テーマ型投信は、投信業界が儲けるための高コスト商品の代表格です。過去には環境、バイオ、シェールガスなどその時代時代のトピックスに則したテーマ型投信が登場してきました。しかし、新規投信を組成するには金融庁への届け出など数ヶ月の時間がかかり、実際に新規テーマ型投信が発売される頃には関連銘柄の株価はすっかり高騰していて、投資家が買うと自動的に「高値掴み」となってしまう。

結果的に、構造的な低パフォーマンスが続くというのが過去のデータを見る限り通例です。「時代のあだ花」とでもいうべきか。

テーマ型投信はテーマの流行り廃りと株価水準の見通しを持てる人が、タイミングを見計らって買い、ピークアウトする前に売り抜けるというような玄人向けの商品だと思います。相場にかまっていられない資産形成期の個人投資家にとっては、テーマ型投信は見送って差し支えない投信の代表格だと私は考えます。

<ご参考>
テーマ型投信、やっぱりお勧めできない3つの理由―楽しく増やす!「北澤式」資産運用術【20】 - |QUICK Money World -

リスク管理を第一の重点要素とした「資産活用世代向け商品」の開発も続いている。昨今の人気商品には、アセットマネジメントOneの「投資のソムリエ」があり、2018年~19年には東京海上アセットマネジメントの「円奏会」などが支持を集めた。

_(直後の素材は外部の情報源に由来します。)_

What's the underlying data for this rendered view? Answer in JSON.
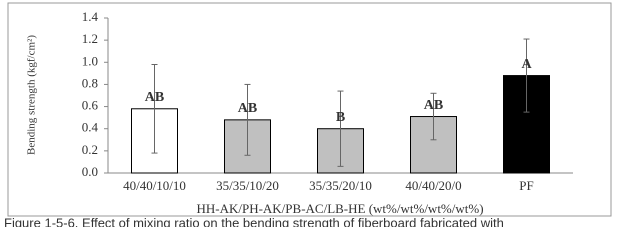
{
  "chart_data": {
    "type": "bar",
    "y_label": "Bending strength (kgf/cm²)",
    "x_label": "HH-AK/PH-AK/PB-AC/LB-HE (wt%/wt%/wt%/wt%)",
    "caption": "Figure 1-5-6. Effect of mixing ratio on the bending strength of fiberboard fabricated with",
    "categories": [
      "40/40/10/10",
      "35/35/10/20",
      "35/35/20/10",
      "40/40/20/0",
      "PF"
    ],
    "values": [
      0.58,
      0.48,
      0.4,
      0.51,
      0.88
    ],
    "errors": [
      0.4,
      0.32,
      0.34,
      0.21,
      0.33
    ],
    "annotations": [
      "AB",
      "AB",
      "B",
      "AB",
      "A"
    ],
    "colors": [
      "#ffffff",
      "#c0c0c0",
      "#c0c0c0",
      "#c0c0c0",
      "#000000"
    ],
    "ylim": [
      0,
      1.4
    ],
    "yticks": [
      {
        "value": 0,
        "label": "0.0"
      },
      {
        "value": 0.2,
        "label": "0.2"
      },
      {
        "value": 0.4,
        "label": "0.4"
      },
      {
        "value": 0.6,
        "label": "0.6"
      },
      {
        "value": 0.8,
        "label": "0.8"
      },
      {
        "value": 1.0,
        "label": "1.0"
      },
      {
        "value": 1.2,
        "label": "1.2"
      },
      {
        "value": 1.4,
        "label": "1.4"
      }
    ]
  }
}
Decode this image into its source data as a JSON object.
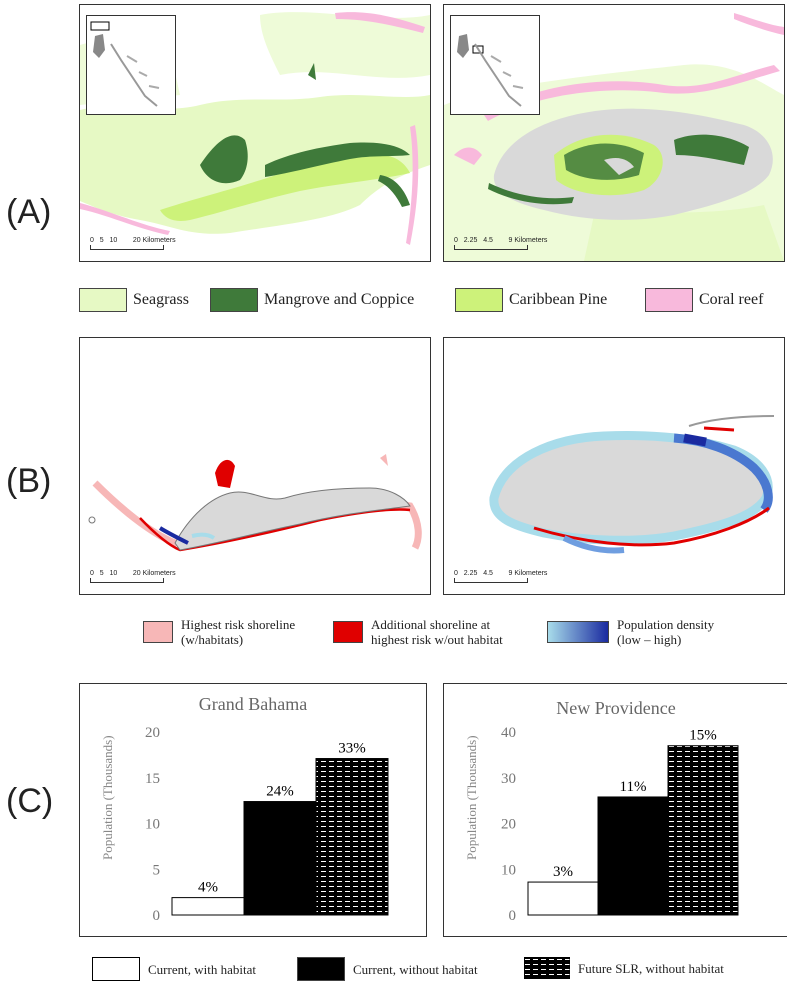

国内に6000本の公募投信があるなかで、各メディアで投信の事例として判で押したように「投資のソムリエ」が出てくるのが非常に気持ち悪いというのはいったん横に置いておくとして、いくらなんでも「円奏会」はない。

「円奏会」といえば、2018年の「つみたてNISA」制度開始以降の丸3年で、対象ファンド140本中139本が含み益である中、唯一含み損という不名誉なデータが、先月2021年2月、界隈を賑わせたばかりです。2018年~2019年に売れた(売った?)のは事実かもしれませんが、目下のところ、つみたてNISAの代表的ダメ投信です。(今後もダメとは言いませんが)

<ご参考>
つみたてNISA丸3年、対象ファンド140本中なんと139ファンドが含み益! - 梅屋敷商店街のランダム・ウォーカー(インデックス投資実践記)

個別の投信(特にアクティブファンド)の評価が難しいのはわかります。去年のトップパフォーマンス投信が今年はビリ近くに低迷するようなことはよくあります。

しかし、くり返しになりますが、国内には6000本の公募投信があります。リスクコントロール型の投信など他にいくらでもあり例示には事欠かない中で、特に1~2本の投信名を出すのであれば、それに値する投信を出さないと失笑を買うだけだと私は思います。

一般的に、加齢とともに投資家のリスク許容度は下がっていきます。相場で損失を被った場合のリカバリーの期間が短くなっていくからです。だから、投資家は加齢とともに保有資産のリスク資産(株式、株式投信など)比率を下げて、無リスク資産(現金など)の比率を上げていきます。これをリアロケーションといいます。高齢者のリアロケーションは、リスクコントロール型の投信に目一杯投資することではなく、投信を減らして現金の比率を高めるのがセオリーです。

夫に先立たれる不安を抱えた高齢女性が「円奏会」に投資することが適切だと、当該記事の執筆者は本気で考えているのでしょうか。それとも、その銘柄名を記事に出すことで、なんらかの便益でも受け取っているのでしょうか。

記事の最後にはご丁寧にその銘柄の商品ページと解説動画へのリンクまで付いているところを見ると、不穏な空気が漂っているように感じてしまいます(個人の感想です)。なお、当該記事に執筆者の署名はありません。